Personable and ambitious, Harry Blain came from the financial world, not the art world. He worked as a broker for five years at Berkeley Futures (now Britannia Global Market), before establishing a small space, and then the gallery Haunch of Venison in 2002 along with Southern. Blain quickly started working with a copper-bottomed patron, none other than François Pinault, owner of Christie’s. Turnover reached £38m in 2006 but there were already signs of strain: the gallery was losing money, and Christie’s took it over in 2008, turning it into an arm for its private sales.
The fall-out from that deal, an auction house owning a gallery, reverberated long after, with fairs such as Frieze and Art Basel never allowing Haunch to participate. Even after Blain and Southern broke away and established their own gallery, representing big-league artists such as Bill Viola, they never took part in Art Basel.
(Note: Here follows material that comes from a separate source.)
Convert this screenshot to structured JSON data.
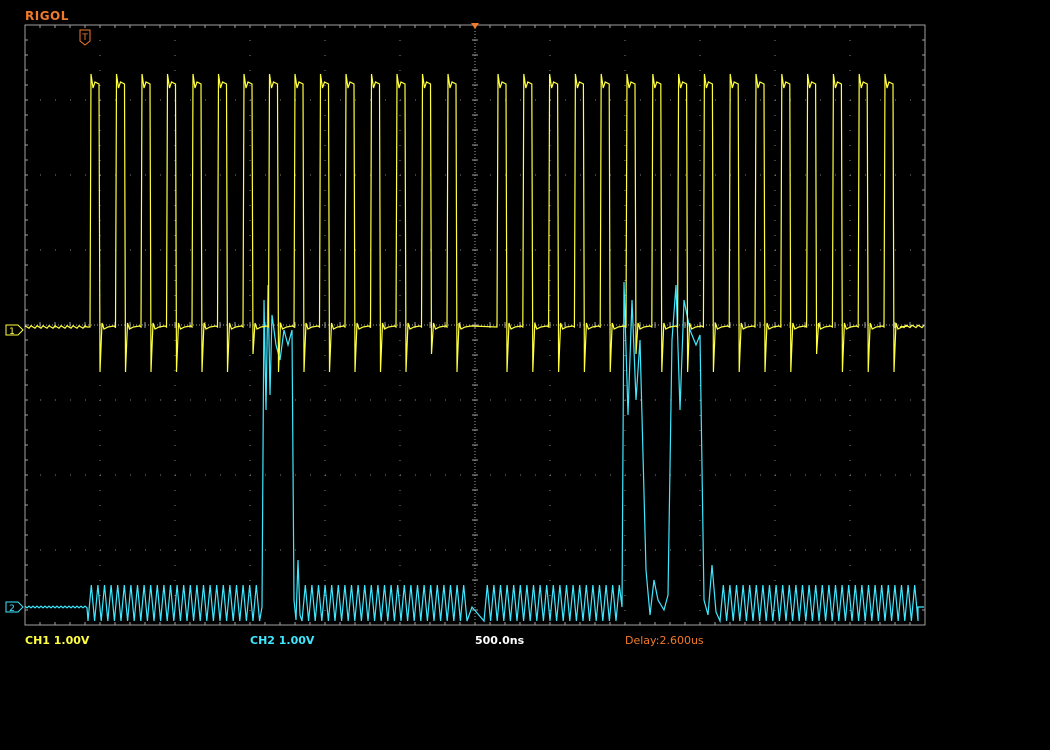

This was a severe body-blow: dealers can make over half their annual turnover at such fairs. But Blain Southern ploughed ahead with an ambitious expansion, opening a massive space in Berlin (in a former printing press building) in 2011. Then possibly the straw that broke the camel’s back was taking over a large space in Manhattan, at 547 West 25th Street, last year. This coincided with the artist Sean Scully—a big earner for the firm—moving his US representation to Lisson.
Few people outside the art trade are aware of just how dependent art galleries—even the bigger ones, like Blain Southern—are on just a few names, whose sales compensate for the less profitable artists on the roster. But there were other signs of financial strain as well, with Blain Southern apparently overextending itself in an attempt to enter the “mega” gallery league. But in order to do so it had to spend lavishly…when it just didn’t have enough reserves to do so.
At a time when three mega-dealers are sharing out the $450m Donald Marron art bonanza, this again emphasises the “winner takes all” scenario, and the increasing gap between the big-league dealers and the rest of the market.